Hispanic and Latinx people are the fastest growing communities of color in the United States. Despite this growth, anti-Latinx rhetoric is still commonplace, and can be seen in characterizations of Mexican immigrants as rapists, criminals, and drug dealers or Latinx people being labeled as parasites, gang-members, and animals, regardless of immigration status. It is important to note that not all Hispanic and Latinx people in the United States are immigrants. This perception contributes to systemic oppression, as anti-immigration movements in the U.S. have often become thinly-veiled anti-Latinx movements.

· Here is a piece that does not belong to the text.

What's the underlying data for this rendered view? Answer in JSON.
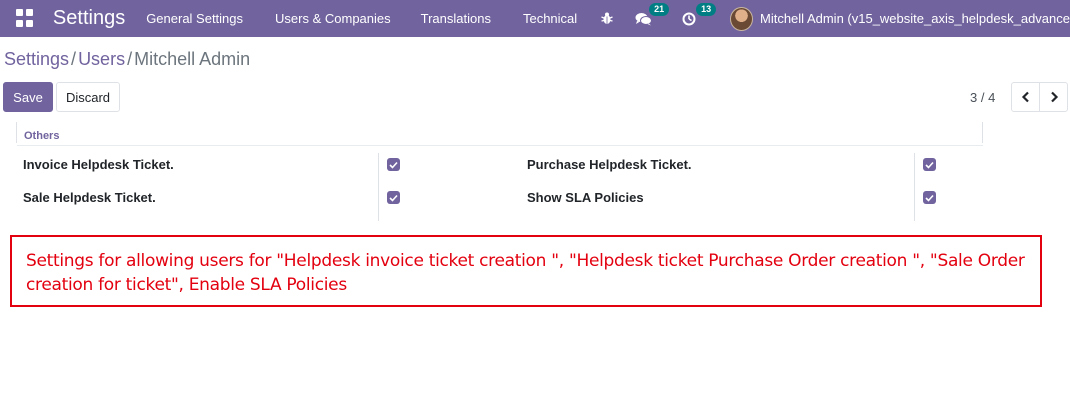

Achieving health equity and racial justice for Hispanic and Latinx people requires deeply uprooting racist systems that perpetuate their exploitation and abuse. Institutionalizing and operationalizing equity and justice throughout all leadership levels of all sectors will require organizations, allies, and systems to deeply center and follow the leadership of people with lived experience. Community-led processes, self-representation, and centering Hispanic and Latinx voices are a few effective tactics communities can leverage to advance equity and well-being for Hispanic and Latinx people.